Anche se una più generale forma di mediazione dei conflitti dovesse prevalere sugli aspetti propri della mediazione penale, trovando spazi d’applicazione nella scuola o nel quartiere, nei servizi sociali che si occupano non di devianti ma di ragazzi disadattati, nelle altre più diverse articolazioni della vita sociale, i caratteri di estremo rigore e di terzietà assoluta della mediazione hanno una valenza così fortemente formativa che ne fanno una risorsa comunque da salvaguardare.

Nel contesto milanese mi pare che l’esperienza di mediazione penale abbia prodotto buoni frutti. ora ci accingiamo a fare altri tre anni di sperimenta zio ne e ci si augura naturalmente siano altrettanto fruttuosi.

 

L’orientamento dell’attuale Esecutivo sui problemi penali minorili parrebbe di difesa intransigente delle vittime, delle ragioni di Abele, passando dal non toccate Caino allo speculare non toccate Abele...

Non c’è dubbio che l’attenzione alle vittime sia un dovere imprescindibile di ogni legislazione.

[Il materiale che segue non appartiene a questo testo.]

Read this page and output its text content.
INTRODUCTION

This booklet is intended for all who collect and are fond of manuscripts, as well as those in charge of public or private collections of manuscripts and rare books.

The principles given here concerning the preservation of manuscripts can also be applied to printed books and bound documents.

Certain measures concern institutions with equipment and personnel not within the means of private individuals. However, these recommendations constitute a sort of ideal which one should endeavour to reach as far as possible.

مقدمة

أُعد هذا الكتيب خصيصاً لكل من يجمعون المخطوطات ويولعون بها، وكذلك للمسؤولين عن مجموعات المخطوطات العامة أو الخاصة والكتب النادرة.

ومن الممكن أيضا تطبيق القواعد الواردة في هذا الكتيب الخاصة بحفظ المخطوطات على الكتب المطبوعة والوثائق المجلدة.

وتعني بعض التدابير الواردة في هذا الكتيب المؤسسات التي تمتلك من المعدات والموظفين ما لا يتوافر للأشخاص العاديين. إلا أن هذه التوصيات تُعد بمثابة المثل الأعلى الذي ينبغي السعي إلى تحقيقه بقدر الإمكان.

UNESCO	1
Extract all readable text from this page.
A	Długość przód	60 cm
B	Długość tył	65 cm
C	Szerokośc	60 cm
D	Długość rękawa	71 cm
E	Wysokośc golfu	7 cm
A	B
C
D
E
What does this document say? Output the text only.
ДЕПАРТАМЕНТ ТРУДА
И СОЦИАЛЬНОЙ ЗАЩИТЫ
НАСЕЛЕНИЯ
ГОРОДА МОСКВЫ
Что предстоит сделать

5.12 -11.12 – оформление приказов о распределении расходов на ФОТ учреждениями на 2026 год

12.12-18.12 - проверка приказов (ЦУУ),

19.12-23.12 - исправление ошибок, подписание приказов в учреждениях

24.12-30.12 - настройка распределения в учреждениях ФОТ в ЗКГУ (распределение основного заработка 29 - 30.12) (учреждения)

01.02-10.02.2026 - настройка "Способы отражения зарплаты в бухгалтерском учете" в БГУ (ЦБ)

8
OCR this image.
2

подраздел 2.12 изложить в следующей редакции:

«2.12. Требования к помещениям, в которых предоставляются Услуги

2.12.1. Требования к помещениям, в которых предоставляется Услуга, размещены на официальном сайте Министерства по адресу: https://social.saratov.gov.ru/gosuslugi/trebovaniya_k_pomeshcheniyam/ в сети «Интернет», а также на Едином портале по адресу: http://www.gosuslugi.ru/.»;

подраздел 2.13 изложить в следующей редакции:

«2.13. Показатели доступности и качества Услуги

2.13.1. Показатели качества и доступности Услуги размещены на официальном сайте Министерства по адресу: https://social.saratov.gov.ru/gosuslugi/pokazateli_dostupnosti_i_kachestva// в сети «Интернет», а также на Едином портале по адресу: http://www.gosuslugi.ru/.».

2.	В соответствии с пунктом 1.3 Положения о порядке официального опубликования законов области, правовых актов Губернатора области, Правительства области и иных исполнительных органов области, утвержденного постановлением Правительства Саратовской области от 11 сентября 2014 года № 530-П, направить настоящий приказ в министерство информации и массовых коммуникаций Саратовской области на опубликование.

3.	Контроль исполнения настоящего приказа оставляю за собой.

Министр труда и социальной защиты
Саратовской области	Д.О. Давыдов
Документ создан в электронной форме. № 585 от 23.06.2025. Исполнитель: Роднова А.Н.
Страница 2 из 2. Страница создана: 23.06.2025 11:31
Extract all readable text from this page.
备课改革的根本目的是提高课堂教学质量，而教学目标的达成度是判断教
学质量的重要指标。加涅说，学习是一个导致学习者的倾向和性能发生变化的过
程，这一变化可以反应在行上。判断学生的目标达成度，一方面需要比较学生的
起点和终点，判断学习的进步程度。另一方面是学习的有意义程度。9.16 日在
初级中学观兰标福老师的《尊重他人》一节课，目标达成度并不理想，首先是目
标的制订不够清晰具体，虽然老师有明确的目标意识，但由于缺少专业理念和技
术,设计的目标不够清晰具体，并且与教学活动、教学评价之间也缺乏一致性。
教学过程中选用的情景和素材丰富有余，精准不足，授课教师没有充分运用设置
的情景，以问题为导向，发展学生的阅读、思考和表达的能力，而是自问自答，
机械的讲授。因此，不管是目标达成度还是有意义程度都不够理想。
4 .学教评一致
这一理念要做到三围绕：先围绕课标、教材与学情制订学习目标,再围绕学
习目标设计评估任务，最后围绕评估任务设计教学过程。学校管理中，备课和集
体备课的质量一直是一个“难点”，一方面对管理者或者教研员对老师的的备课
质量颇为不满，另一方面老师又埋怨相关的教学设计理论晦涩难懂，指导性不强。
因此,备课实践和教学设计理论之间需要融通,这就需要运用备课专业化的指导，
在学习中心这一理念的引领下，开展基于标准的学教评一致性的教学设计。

Se si dovesse dire che vengono neglette le vittime quando si affrontano con atteggiamenti positivi, capaci di schiudere prospettive progettuali responsabilizzanti, i casi di ragazzi che hanno commesso delitti, questo sarebbe sbagliato. E ineludibile la necessità di farsi pienamente carico dei difficili problemi vittimologici, di produrre buone leggi per aiutare le vittime di reati e garantirne il rispetto delle istanze, ma ricordiamoci che il nostro compito non è certo quello di trasformarci tutti in giustizieri.